Another big change since the ‘90s is the internet. Now, the night before a student is going to help a staff surgeon with a procedure, he or she can go on our website and look at videos, images, quizzes and gaming experiences to practice. I think it makes for a better teaching environment when the student is better prepared.

How have students changed over the years?

Medical students today get greater diversity of experiences — rotations in Haiti and Guatemala, a week in pediatric cardiac infectious diseases, medical genetics and the like. I didn’t get to do that kind of thing as a student, but we did get three months of surgery, three months of internal medicine, and the same for pediatrics and OB-GYN. Today’s students have a great breadth of experience but not as much depth in any one area.

Mayo students and trainees are extremely bright, and millennials are really bright. They are fantastic to work with.

Who were your teaching role models?

My parents were both excellent teachers. My mom was an elementary school teacher. My dad was a physical education teacher and football coach.

At Mayo, Jon van Heerden (S ’70) (Emeriti staff) and Mike Saar (GI ’80) (Emeriti staff) were extraordinary teachers and mentors.

Also, my uncle was a private practice doctor in the Twin Cities, and he greatly influenced me. Everybody along the way teaches you something. It’s fun when a teacher makes learning enjoyable.

What do teacher of the year awards mean to you?
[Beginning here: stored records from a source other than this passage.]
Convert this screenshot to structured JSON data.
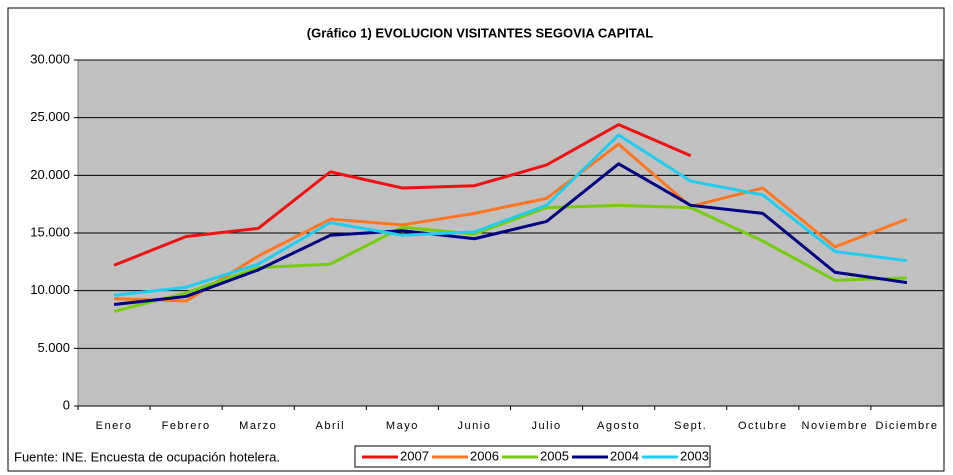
{
  "chart_data": {
    "type": "line",
    "title": "(Gráfico 1) EVOLUCION VISITANTES SEGOVIA CAPITAL",
    "source": "Fuente: INE. Encuesta de ocupación hotelera.",
    "categories": [
      "Enero",
      "Febrero",
      "Marzo",
      "Abril",
      "Mayo",
      "Junio",
      "Julio",
      "Agosto",
      "Sept.",
      "Octubre",
      "Noviembre",
      "Diciembre"
    ],
    "series": [
      {
        "name": "2007",
        "color": "#ee1111",
        "values": [
          12200,
          14700,
          15400,
          20300,
          18900,
          19100,
          20900,
          24400,
          21700,
          null,
          null,
          null
        ]
      },
      {
        "name": "2006",
        "color": "#ff7722",
        "values": [
          9300,
          9100,
          13000,
          16200,
          15700,
          16700,
          18000,
          22700,
          17300,
          18900,
          13800,
          16200
        ]
      },
      {
        "name": "2005",
        "color": "#77cc11",
        "values": [
          8200,
          9800,
          12000,
          12300,
          15500,
          14900,
          17200,
          17400,
          17200,
          14300,
          10900,
          11100
        ]
      },
      {
        "name": "2004",
        "color": "#000080",
        "values": [
          8800,
          9500,
          11800,
          14800,
          15200,
          14500,
          16000,
          21000,
          17400,
          16700,
          11600,
          10700
        ]
      },
      {
        "name": "2003",
        "color": "#22ccee",
        "values": [
          9600,
          10300,
          12300,
          15900,
          14800,
          15100,
          17400,
          23500,
          19500,
          18300,
          13400,
          12600
        ]
      }
    ],
    "ylim": [
      0,
      30000
    ],
    "yticks": [
      0,
      {
        "value": 5000,
        "label": "5.000"
      },
      {
        "value": 10000,
        "label": "10.000"
      },
      {
        "value": 15000,
        "label": "15.000"
      },
      {
        "value": 20000,
        "label": "20.000"
      },
      {
        "value": 25000,
        "label": "25.000"
      },
      {
        "value": 30000,
        "label": "30.000"
      }
    ],
    "grid": true,
    "legend": "bottom"
  }
}
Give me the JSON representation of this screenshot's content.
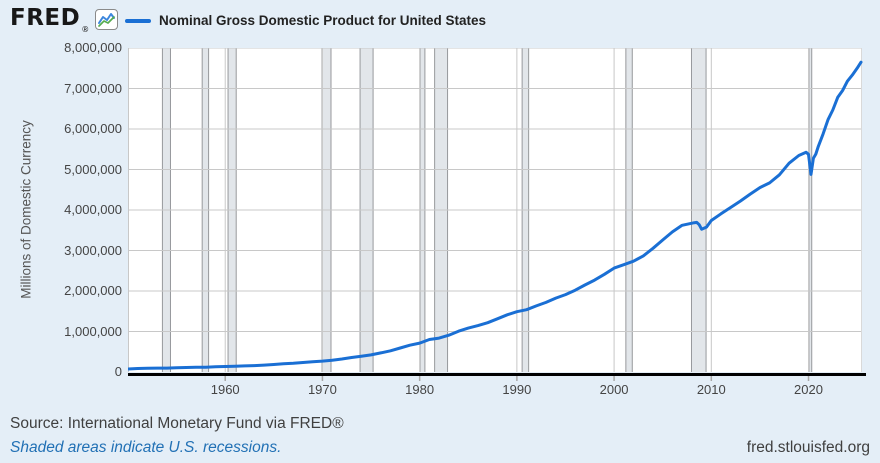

I’m not a big awards guy, but they do give a sense of accomplishment. It’s gratifying to be acknowledged for the effort and making a difference in students’ lives.

david farley

David Farley, M.D.

Student comments:

“I have never seen a person who is dedicated to teaching young trainees like Dr. Farley. He is innovative in his approach to surgical education and making residents better. We’re privileged and honored to have the opportunity to learn from him.”

“He’s an educator like no other. He goes above and beyond the call of duty with the hopes of making great surgeons out of us. The educational videos he makes are gold.”

“Dr. Farley lives and breathes resident surgical education, and it permeates everything he does. His passion for education is unparalleled.”